Me di cuenta que lo que sucedió después fue que el
contenido de la consciencia, la percepción, los sentidos, gradualmente se
redujeron, hasta que casi llegué, aunque no del todo, al vacío e incoloro hecho
de la existencia de la consciencia casi divorciada de toda percepción. En ese
momento, por supuesto, apenas estaba en condiciones de observar con precisión,
pero cuando reflexioné después sobre el asunto, me pareció que había pasado un
tiempo absurdamente largo en ese estado, y luego, de repente, cuando lo deseaba,
pero menos me lo esperaba, me “apagué", como una vela sofocada.
Lo siguiente que percibí fue, ¡quién lo diría, por dios, lo sabía todo!

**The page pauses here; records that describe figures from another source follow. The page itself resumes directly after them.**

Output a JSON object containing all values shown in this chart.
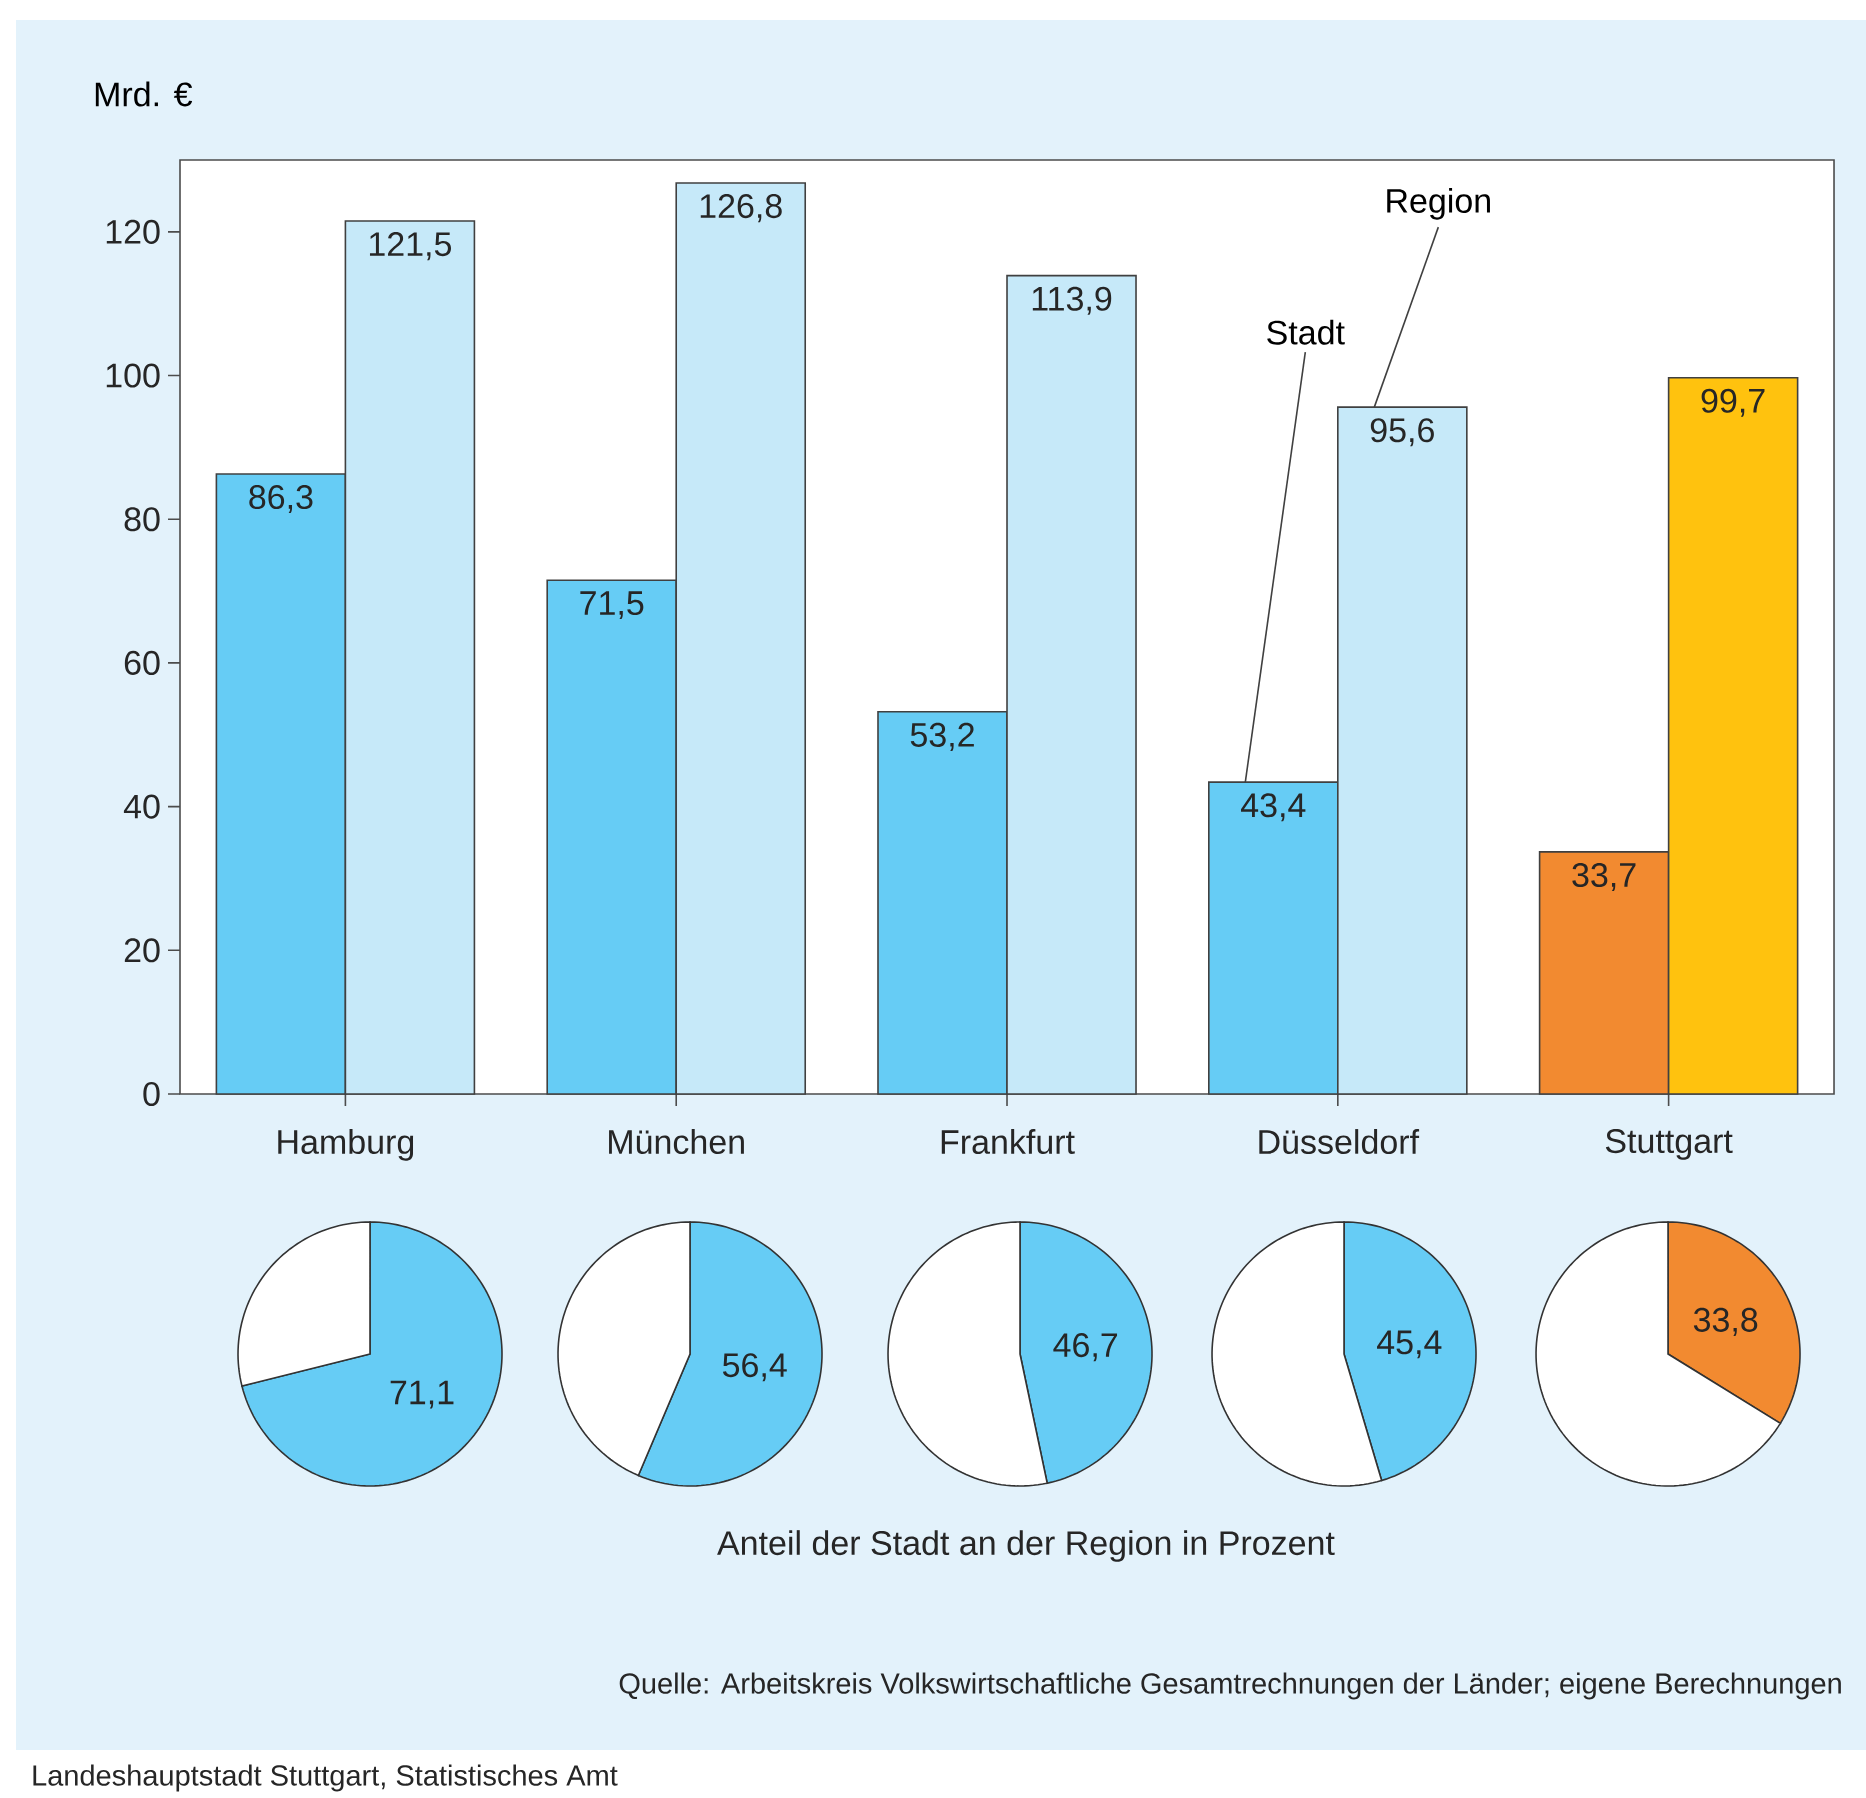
{
  "chart_data": [
    {
      "type": "bar",
      "ylabel": "Mrd. €",
      "categories": [
        "Hamburg",
        "München",
        "Frankfurt",
        "Düsseldorf",
        "Stuttgart"
      ],
      "ylim": [
        0,
        130
      ],
      "yticks": [
        0,
        20,
        40,
        60,
        80,
        100,
        120
      ],
      "series": [
        {
          "name": "Stadt",
          "colors": [
            "#66ccf5",
            "#66ccf5",
            "#66ccf5",
            "#66ccf5",
            "#f28a30"
          ],
          "values": [
            86.3,
            71.5,
            53.2,
            43.4,
            33.7
          ],
          "value_labels": [
            "86,3",
            "71,5",
            "53,2",
            "43,4",
            "33,7"
          ]
        },
        {
          "name": "Region",
          "colors": [
            "#c6e9f9",
            "#c6e9f9",
            "#c6e9f9",
            "#c6e9f9",
            "#ffc20e"
          ],
          "values": [
            121.5,
            126.8,
            113.9,
            95.6,
            99.7
          ],
          "value_labels": [
            "121,5",
            "126,8",
            "113,9",
            "95,6",
            "99,7"
          ]
        }
      ],
      "annotations": [
        "Anteil der Stadt an der Region in Prozent",
        "Quelle: Arbeitskreis Volkswirtschaftliche Gesamtrechnungen der Länder; eigene Berechnungen",
        "Landeshauptstadt Stuttgart, Statistisches Amt"
      ]
    },
    {
      "type": "pie",
      "categories": [
        null,
        null
      ],
      "values": [
        71.1,
        28.9
      ],
      "colors": [
        "#66ccf5",
        "#ffffff"
      ],
      "value_labels": [
        "71,1",
        null
      ]
    },
    {
      "type": "pie",
      "categories": [
        null,
        null
      ],
      "values": [
        56.4,
        43.6
      ],
      "colors": [
        "#66ccf5",
        "#ffffff"
      ],
      "value_labels": [
        "56,4",
        null
      ]
    },
    {
      "type": "pie",
      "categories": [
        null,
        null
      ],
      "values": [
        46.7,
        53.3
      ],
      "colors": [
        "#66ccf5",
        "#ffffff"
      ],
      "value_labels": [
        "46,7",
        null
      ]
    },
    {
      "type": "pie",
      "categories": [
        null,
        null
      ],
      "values": [
        45.4,
        54.6
      ],
      "colors": [
        "#66ccf5",
        "#ffffff"
      ],
      "value_labels": [
        "45,4",
        null
      ]
    },
    {
      "type": "pie",
      "categories": [
        null,
        null
      ],
      "values": [
        33.8,
        66.2
      ],
      "colors": [
        "#f28a30",
        "#ffffff"
      ],
      "value_labels": [
        "33,8",
        null
      ]
    }
  ]
}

una ráfaga de soluciones obvias y absolutamente satisfactorias a todos los
problemas posibles invadió todo mi ser, y una unificación total de los hasta
ahora contradictorios y aparentemente diversos aspectos de la verdad tomaron
posesión de mi alma a la fuerza. Lo más extraño, fue que pude reconciliar el hegelianismo en sí con todas las otras escuelas de filosofía en
alguna síntesis superior y esto me provocó una gran corriente de alegría a
través de toda mi consciencia.
Luego, en un instante, a este estado de éxtasis
intelectual le siguió uno que nunca olvidaré, porque para mí era aún más
novedoso que el otro, es decir, un estado de éxtasis moral. Me invadió un
inmenso anhelo de llevar esta verdad al mundo frágil, apesadumbrado y afligido
en el que había vivido. Me imaginé a mí mismo con justificado orgullo al darme
cuenta cómo no podían dejar de reconocerla como la gran Verdad al escucharla, y
vi que los profetas anteriores que habían sido rechazados lo eran sólo porque
las verdades con las que volvían eran sólo parciales y por eso no eran
convincentes. Tenía aquí un bálsamo para todas las heridas, y la esperanza de
cómo toda la humanidad se amontonaría para bendecir al portador casi me
intoxicó. Pero al mismo tiempo sentí que me moría en ese justo momento y que
entonces no sería capaz de contarle esto a nadie. Nunca me había preocupado
mucho por la vida, pero fue entonces cuando oré y me esforcé por vivir, como
nunca antes había orado y luchado. Sin embargo, parecía en vano luchar por la
vida, y cuando me estaba resignando a la extinción sobrevino una inmensa
sensación de alivio de un obstáculo que había cedido sobre mí. Esto fue
sucedido, por supuesto, por otro ataque de éxtasis filantrópico. Cinco o diez
segundos más, y debería poder hablar, y el mundo sería redimido de verdad, ya sea que viviera o no. Fue un momento de dicha
suprema, superando a los estados anteriores. De pronto observé en una especie
de escenario rosado a un hombrecito también de color rosa y de rostro amable
que parecía reconocer. ¿Quién podría ser? Luego, a medida que el hombrecillo
rosa se hacía cada vez más grande y menos rosado, y yo volvía al estado normal
de consciencia (porque esa era la sensación), escuché una voz, al parecer no la
del hombrecillo rosa, sino la de alguien que estaba fuera de mi campo de
visión: "Hubiera sido un trabajo duro sin el ascensor." Estas
palabras me dieron poder para hablar, y grité en voz alta: "Hubiera sido
un trabajo duro sin el ascensor; ¡he descubierto algo de metafísica!" Apenas
había dicho estas palabras, se burlaron de mí. La Verdad se había evaporado,
como un sueño olvidado, y me había dejado con frases entrecortadas en los
labios y un deleite pálido en el corazón. El dentista me preguntó si acaso
padecía de insuficiencia hepática, y el pequeño hombre rosa, el doctor, me
recomendó que me fuera a tomar un poco de aire. Desde entonces, las sombras de
la prisión se han cerrado a mi alrededor, y el profesor Caird sigue reinando
sin oposición en Balliol.
CONSCIOUSNESS UNDER NITROUS OXIDE, WILLIAM JAMES, 1898.